La semaine dernière, la Cour suprême des États-Unis a rendu une décision à six contre trois, strictement divisée selon les lignes partisanes, dans l’affaire Louisiana v. Callais. Elle a affaibli la section 2 du Voting Rights Act, une loi conçue pour empêcher les élus de dessiner des circonscriptions électorales réduisant le poids politique des électeurs noirs et hispaniques. Ce jugement marque une nouvelle étape dans ce que certains qualifient de projet antidémocratique de la Cour Roberts.
Cette tendance s’inscrit dans une stratégie judiciaire idéologique, initiée dès l’arrêt Citizens United en 2010, qui a ouvert les vannes du financement politique aux entreprises. Plus récemment, l’arrêt Trump v. United States a renforcé cette dynamique en accordant une immunité présidentielle pour les actes officiels, plaçant le président au-dessus des lois.
Les défenseurs de la démocratie tirent la sonnette d’alarme, réclamant des réformes judiciaires urgentes.
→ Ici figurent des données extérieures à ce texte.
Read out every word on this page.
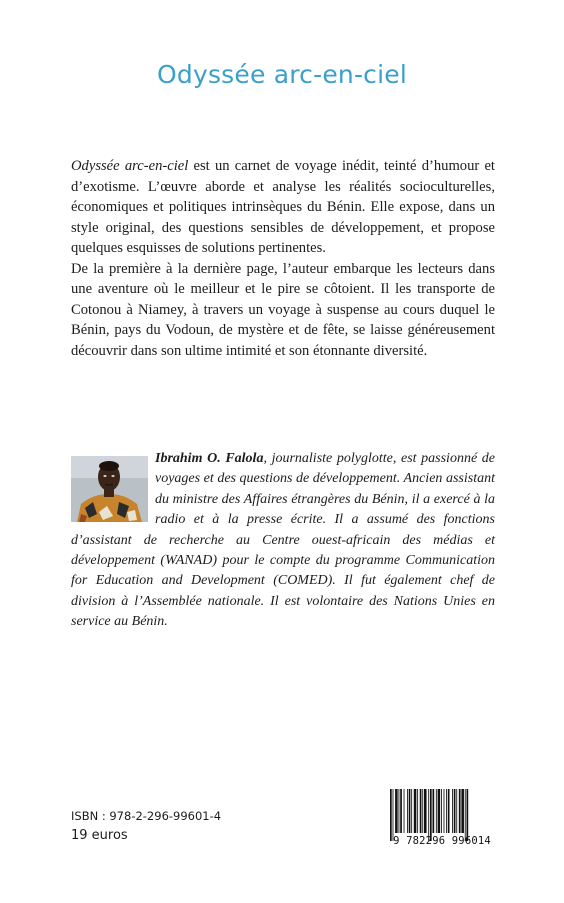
Odyssée arc-en-ciel

Odyssée arc-en-ciel est un carnet de voyage inédit, teinté d’humour et d’exotisme. L’œuvre aborde et analyse les réalités socioculturelles, économiques et politiques intrinsèques du Bénin. Elle expose, dans un style original, des questions sensibles de développement, et propose quelques esquisses de solutions pertinentes.

De la première à la dernière page, l’auteur embarque les lecteurs dans une aventure où le meilleur et le pire se côtoient. Il les transporte de Cotonou à Niamey, à travers un voyage à suspense au cours duquel le Bénin, pays du Vodoun, de mystère et de fête, se laisse généreusement découvrir dans son ultime intimité et son étonnante diversité.

Ibrahim O. Falola, journaliste polyglotte, est passionné de voyages et des questions de développement. Ancien assistant du ministre des Affaires étrangères du Bénin, il a exercé à la radio et à la presse écrite. Il a assumé des fonctions d’assistant de recherche au Centre ouest-africain des médias et développement (WANAD) pour le compte du programme Communication for Education and Development (COMED). Il fut également chef de division à l’Assemblée nationale. Il est volontaire des Nations Unies en service au Bénin.
ISBN : 978-2-296-99601-4
19 euros	9 782296 996014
Les communautés luttant pour les droits reproductifs et la sécurité des armes à feu ont déjà subi des revers majeurs avec l’annulation du droit à l’avortement et l’affaiblissement des pouvoirs des États pour réguler les fusillades en milieu scolaire. Pourtant, un acteur clé reste en retrait dans ce débat : la communauté des politiques économiques progressistes.
Il est temps pour elle de faire de la réforme des tribunaux une priorité absolue. Aucun programme économique progressiste ne peut être complet sans inclure un volet judiciaire, car les mêmes cours qui sapent la démocratie multiraciale bloquent aussi les avancées économiques pour les travailleurs américains.
Un obstacle structurel aux réformes économiques
La Cour suprême ne se contente pas de protéger l’ancien président Donald Trump. Elle entrave également toute réforme économique significative. Sous la direction du juge en chef John Roberts, elle a méthodiquement démantelé les garde-fous contre la concentration du pouvoir économique.
L’arrêt Citizens United a inondé la sphère politique de financements corporatifs, rendant plus difficile l’adoption de lois limitant l’influence des entreprises. Pour les travailleurs et les consommateurs cherchant à contester les abus en justice, la Cour Roberts a systématiquement élevé les barrières :
- Rendre plus difficile le dépôt de plaintes antitrust ;
- Valider les clauses d’arbitrage forcé dans les contrats, privant les employés de leur droit à un procès équitable ;
- Affaiblir les recours collectifs, outils essentiels pour les citoyens face aux multinationales.
Une étude récente du National Bureau of Economic Research a analysé chaque arrêt économiquement significatif de la Cour suprême depuis 1953. Elle révèle que l’écart partisan en faveur des plus riches est passé de près de zéro dans les années 1950 à 47 points de pourcentage en 2022.
Un problème qui dépasse la Cour suprême
Le dysfonctionnement ne se limite pas à la plus haute juridiction. Les tribunaux inférieurs ont également bloqué des centaines de milliards de dollars de mesures sociales destinées aux familles ouvrières. Par exemple, ils ont invalidé l’interdiction des clauses de non-concurrence par la Federal Trade Commission, une mesure qui aurait libéré 30 millions de travailleurs et boosté leurs salaires de plus de 400 milliards de dollars.
Face à cette situation, les experts appellent à une mobilisation urgente pour réformer le système judiciaire. Sans cela, les avancées économiques et sociales resteront hors de portée pour des millions d’Américains.